Energy pipelines under fire: alleged TurkStream attack and Druzhba shutdown risk – what it means for Hungary

Two major pipeline routes linked to Central Europe are again at the centre of security and political tensions. Russia has claimed Ukrainian drones targeted facilities connected to TurkStream (in Hungarian: Török Áramlat) gas exports, while crude oil deliveries to Hungary and Slovakia via the Druzhba (in Hungarian: Barátság) pipeline have been halted since 27 January 2026 after damage on Ukrainian territory. The combined effect is not an immediate “running out” scenario, but a sharper sense of vulnerability: incidents, repairs and transit politics can ripple quickly into prices, logistics and diplomacy.
What is TurkStream and why it matters
TurkStream is a Black Sea gas corridor delivering Russian gas to Turkey, with onward routes feeding parts of south-eastern and central Europe. For Hungary, this matters because the region increasingly relies on southern supply routes when other pathways are constrained.

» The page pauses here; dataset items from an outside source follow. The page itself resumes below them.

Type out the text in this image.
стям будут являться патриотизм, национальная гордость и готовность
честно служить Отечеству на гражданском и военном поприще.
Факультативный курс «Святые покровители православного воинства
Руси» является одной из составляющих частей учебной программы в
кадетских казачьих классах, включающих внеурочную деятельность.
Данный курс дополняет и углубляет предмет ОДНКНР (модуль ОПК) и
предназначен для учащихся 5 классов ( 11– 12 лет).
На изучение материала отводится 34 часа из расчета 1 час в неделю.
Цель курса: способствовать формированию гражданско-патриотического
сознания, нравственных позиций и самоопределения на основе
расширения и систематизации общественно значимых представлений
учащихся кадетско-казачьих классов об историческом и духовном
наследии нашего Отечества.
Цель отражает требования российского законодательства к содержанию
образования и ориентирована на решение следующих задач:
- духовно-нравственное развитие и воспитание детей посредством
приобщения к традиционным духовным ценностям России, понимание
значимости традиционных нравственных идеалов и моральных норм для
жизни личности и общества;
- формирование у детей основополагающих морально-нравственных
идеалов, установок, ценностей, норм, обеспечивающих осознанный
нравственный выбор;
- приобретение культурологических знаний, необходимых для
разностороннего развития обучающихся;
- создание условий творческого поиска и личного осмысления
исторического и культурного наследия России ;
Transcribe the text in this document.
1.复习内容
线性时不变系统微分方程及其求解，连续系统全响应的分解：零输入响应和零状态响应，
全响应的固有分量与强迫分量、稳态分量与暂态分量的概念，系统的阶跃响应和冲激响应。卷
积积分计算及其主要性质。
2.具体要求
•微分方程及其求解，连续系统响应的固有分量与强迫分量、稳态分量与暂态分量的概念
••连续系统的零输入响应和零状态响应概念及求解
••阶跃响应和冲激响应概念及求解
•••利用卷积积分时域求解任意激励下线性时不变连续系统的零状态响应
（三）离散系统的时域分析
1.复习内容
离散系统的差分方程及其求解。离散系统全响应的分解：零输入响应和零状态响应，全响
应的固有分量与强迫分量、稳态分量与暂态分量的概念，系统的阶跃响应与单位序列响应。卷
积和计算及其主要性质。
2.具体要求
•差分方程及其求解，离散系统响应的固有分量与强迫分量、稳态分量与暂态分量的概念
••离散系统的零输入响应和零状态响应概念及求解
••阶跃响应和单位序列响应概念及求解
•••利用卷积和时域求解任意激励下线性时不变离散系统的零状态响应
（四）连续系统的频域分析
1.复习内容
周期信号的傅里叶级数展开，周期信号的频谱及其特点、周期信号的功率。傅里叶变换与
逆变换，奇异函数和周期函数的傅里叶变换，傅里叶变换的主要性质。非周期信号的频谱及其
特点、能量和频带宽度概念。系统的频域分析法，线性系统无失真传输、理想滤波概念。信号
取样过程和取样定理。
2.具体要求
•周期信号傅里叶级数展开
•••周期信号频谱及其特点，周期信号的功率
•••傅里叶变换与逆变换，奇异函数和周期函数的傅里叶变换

TurkStream: allegations of drone attacks, but no confirmed supply interruption
On 11 March 2026, Russian officials and Russian media reported that Ukrainian drones attempted to strike facilities linked to TurkStream and Blue Stream, including a compressor station, and claimed air defences intercepted the attacks. The reporting also cited Russia’s assertion that the targeted facility continued operating “normally” and that there was no disruption to gas supplies.
Foreign Minister Péter Szijjártó treats the highly questionable Russian reports as fact, and since Moscow made this claim, the Hungarian government has been repeating it, even though there is no evidence.
For readers outside Hungary: in situations like this, it is important to separate three layers of risk:
- Operational risk (did flows stop?),
- Security risk (is critical infrastructure being targeted?), and
- Market/political risk (does the incident change negotiating positions or price expectations?).
At the moment, the publicly available information points mainly to an elevated security and political risk, rather than verified, long-lasting physical disruption of TurkStream deliveries.
Druzhba: oil flows to Hungary have been halted since late January
The Druzhba oil pipeline situation is more concrete. MOL said that no crude oil had arrived via Druzhba to Hungary and Slovakia since 27 January 2026, prompting the company to initiate the release of strategic crude oil reserves and to arrange alternative supply via seaborne shipments through the Croatian port of Omišalj, then onward through the Adria route.
The European Commission stated on 26 February 2026 that, after coordination with member states, it saw no immediate oil supply concerns following the interruption of transit via Druzhba—an important reassurance, even if the outage remains strategically significant.